A chatbot for sexual health and other taboo topics, where the real design problem wasn't speed or accuracy. It was whether anyone would trust it enough to ask the question at all.

  • Usability testing
  • Contextual inquiry
  • Interaction design
01Context

Some questions are easier to type than to say out loud

Chatbots were becoming a normal customer-service pattern, which raised a more specific question: could one make sensitive health information (sexual health, and other topics people are uncomfortable raising with another person) more accessible, without feeling impersonal or unsafe at the exact moment that mattered most?

02Method

Testing trust alongside usability

Working solo on both research and design, I tested chat-based interaction with 5 UT Dallas students who’d never used a chat interface before, split across mobile and desktop, covering both human-staffed and bot-driven customer-service scenarios. I followed that with contextual inquiry on low-fidelity wireframes, then iterated toward high-fidelity designs myself based on what came out of those sessions, treating the sessions as a trust audit as much as a usability check.

03Findings

Speed won people over. Empathy is what they judged it on.
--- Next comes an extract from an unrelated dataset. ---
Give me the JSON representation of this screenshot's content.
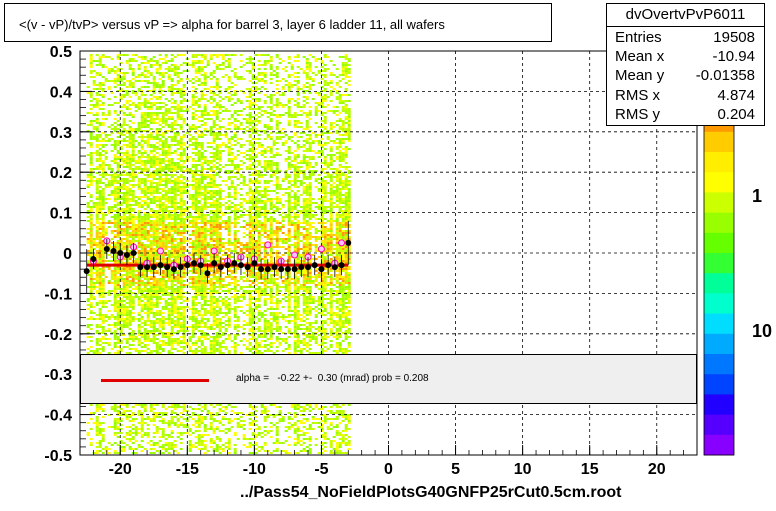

People saw clear value in a bot’s speed, but consistently rated it as less empathetic than a human, and that gap mattered more given the subject matter. It also varied a lot by who was asking: teenagers, pre-teens, men, and women each carried distinct comfort thresholds and privacy expectations around the same set of topics.

"I would know from his behavior if he cares; if I am interacting with a bot I don't know if it's going to take my problem seriously or not." Participant
04Outcome

Designing for privacy first, with a human always one step away

The design combined guided button/carousel input with free-text input for anything the script didn’t anticipate, and was built privacy-first throughout. That resolved into a short set of working rules:

  1. 01
    Be upfront it's a bot.

    No pretending otherwise, especially given the subject matter.

  2. 02
    Don't overpromise the script.

    A decision tree shouldn't claim to handle more than it actually can.

  3. 03
    Let people show it, too.

    Emoji let people express discomfort they might not want to type out directly.

  4. 04
    Always leave an escape hatch.

    A real person, one step away, at any point in the flow.